Molekularer Mechanismus entschlüsselt
Beta-Carotin entlastet überforderte Enzyme

Enzyme reinigen unsere Kleidung, helfen bei der Verdauung und sorgen für lockeres Brot. Je mehr sie zu tun haben, umso aktiver sind sie in der Regel. Doch etwa 20 Prozent der bekannten Enzyme arbeiten langsamer oder stellen ihre Tätigkeit sogar ganz ein, wenn sie zu viele Moleküle verstoffwechseln müssen.
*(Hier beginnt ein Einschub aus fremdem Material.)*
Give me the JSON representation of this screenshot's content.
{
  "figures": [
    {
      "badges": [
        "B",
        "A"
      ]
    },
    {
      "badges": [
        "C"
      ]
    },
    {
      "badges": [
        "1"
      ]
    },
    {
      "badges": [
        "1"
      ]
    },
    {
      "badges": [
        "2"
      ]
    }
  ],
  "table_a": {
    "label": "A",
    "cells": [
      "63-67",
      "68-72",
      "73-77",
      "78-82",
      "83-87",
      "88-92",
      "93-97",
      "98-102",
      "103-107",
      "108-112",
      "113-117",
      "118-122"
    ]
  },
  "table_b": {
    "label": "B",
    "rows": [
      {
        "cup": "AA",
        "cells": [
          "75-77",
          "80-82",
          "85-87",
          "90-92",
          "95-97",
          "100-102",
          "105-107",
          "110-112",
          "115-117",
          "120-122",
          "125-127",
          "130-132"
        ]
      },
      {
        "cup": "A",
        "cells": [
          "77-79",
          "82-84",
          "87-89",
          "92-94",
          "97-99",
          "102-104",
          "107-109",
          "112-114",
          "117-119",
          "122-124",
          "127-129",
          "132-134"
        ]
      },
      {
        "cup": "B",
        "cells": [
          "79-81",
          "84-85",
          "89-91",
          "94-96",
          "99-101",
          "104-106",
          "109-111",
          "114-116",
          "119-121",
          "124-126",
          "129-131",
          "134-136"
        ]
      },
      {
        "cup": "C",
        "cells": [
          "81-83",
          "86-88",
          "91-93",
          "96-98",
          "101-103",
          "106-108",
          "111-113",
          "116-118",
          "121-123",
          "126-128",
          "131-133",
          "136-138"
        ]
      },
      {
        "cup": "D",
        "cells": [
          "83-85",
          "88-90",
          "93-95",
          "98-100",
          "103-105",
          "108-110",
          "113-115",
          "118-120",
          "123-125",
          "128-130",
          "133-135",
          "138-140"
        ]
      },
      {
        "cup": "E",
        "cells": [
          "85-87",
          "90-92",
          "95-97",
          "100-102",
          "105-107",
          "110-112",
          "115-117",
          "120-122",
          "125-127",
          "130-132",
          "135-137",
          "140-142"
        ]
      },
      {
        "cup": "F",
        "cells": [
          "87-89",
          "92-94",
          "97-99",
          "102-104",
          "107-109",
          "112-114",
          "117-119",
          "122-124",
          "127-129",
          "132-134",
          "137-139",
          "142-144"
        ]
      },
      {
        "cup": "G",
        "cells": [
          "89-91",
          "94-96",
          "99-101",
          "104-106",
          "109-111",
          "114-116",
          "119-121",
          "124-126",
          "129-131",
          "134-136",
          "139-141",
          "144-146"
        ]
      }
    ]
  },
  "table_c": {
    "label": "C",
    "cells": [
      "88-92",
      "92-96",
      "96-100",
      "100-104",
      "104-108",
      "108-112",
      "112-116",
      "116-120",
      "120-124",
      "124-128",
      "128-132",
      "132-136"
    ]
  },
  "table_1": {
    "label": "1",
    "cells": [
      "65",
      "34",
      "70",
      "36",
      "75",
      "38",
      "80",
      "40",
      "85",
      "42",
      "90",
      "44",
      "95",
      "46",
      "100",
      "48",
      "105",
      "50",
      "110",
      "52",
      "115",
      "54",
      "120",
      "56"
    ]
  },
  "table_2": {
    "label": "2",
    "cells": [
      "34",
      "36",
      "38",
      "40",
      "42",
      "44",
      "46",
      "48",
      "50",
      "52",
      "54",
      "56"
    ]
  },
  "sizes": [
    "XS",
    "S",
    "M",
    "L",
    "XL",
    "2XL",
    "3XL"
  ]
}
Bislang ist dieser Mechanismus der Substratinhibierung nicht gut untersucht – Forschende gehen davon aus, dass er der Regulation in den Zellen dient. Er kann jedoch auch kontraproduktiv sein. „Untersuchungen von Wirkstoffen im Labor haben den Verdacht erhärtet, dass Substratinhibierung auch die Wirkung von Medikamenten beeinflussen kann. Hohe Konzentrationen des Wirkstoffs führen dann zu einer verlangsamten Reaktion“, sagt Wilfried Schwab, Professor für Biotechnologie der Naturstoffe an der TUM. Auch in der Lebensmittelherstellung oder in der industriellen Reinigung kann Substratinhibierung die Effizienz von Prozessen beeinflussen.
Selbstverteidigungsenzym der Tabakpflanze
Wilfried Schwab und sein Team konnten nun erstmals nachweisen, dass die Reihenfolge, in der die Moleküle an Enzyme andocken, beeinflusst, ob es zur Substratinhibierung kommt oder nicht. Das Team untersuchte hierfür die Reaktionen eines Enzyms, das Abwehrstoffe, sogenannte Phenole, in der Tabakpflanze so umwandelt, dass diese sich gegen Fressfeinde oder Krankheiten schützen kann.
Das Enzym bindet hierfür Zuckermoleküle und Phenole. Im Versuch zeigte sich: Dockt zuerst das Zuckermolekül an und dann das Phenol, arbeitet das Enzym wie gewünscht. Bindet jedoch zu oft zuerst das Phenol, kommt es zur Substratinhibierung – und je mehr Phenole in der Tabakpflanze vorliegen, umso häufiger docken diese zuerst an das Enzym an. Die Umwandlung zum Abwehrstoff stockt.
Konkurrenz verhindert Überlastung
Die Forschenden machten noch eine zweite Entdeckung: Beta-Carotin kann den Mechanismus der Substratinhibierung aushebeln und die Aktivität des Enzyms wieder steigern. Es konkurriert mit den Phenolen um die gleichen Stellen am Enzym und verhindert deshalb, dass zu viele der Phenole als Erste am Enzym andocken. Mit diesem Versuch knüpfte das Team an vorangegangene Studien an: „Wir hatten Hinweise darauf, dass Beta-Carotin einen Einfluss auf die Substratinhibierung haben könnte. Dass es diese aber sogar abschwächen kann, hat uns tatsächlich überrascht“, sagt Wilfried Schwab.
Doch bedeutet das, dass die Zugabe von Beta-Carotin das Problem der Substratinhibierung in allen Bereichen löst? „Beta-Carotin ist kein Wundermittel. Zudem kommt es auch dort auf die richtige Balance an, damit das Enzym wie gewünscht arbeiten kann. Unsere Entdeckung zeigt aber eine ganze Bandbreite neuer Forschungswege auf, die perspektivisch in einer Vielzahl von Feldern für Verbesserungen sorgen kann.“
Liao, J., Shahul Hameed, U.F., Hoffmann, T.D. et al. „β-Carotene alleviates substrate inhibition caused by asymmetric cooperativity.“ Nat Commun (2025). https://doi.org/10.1038/s41467-025-58259-7
Die Professur für Biotechnologie der Naturstoffe ist Teil der TUM School of Life Sciences.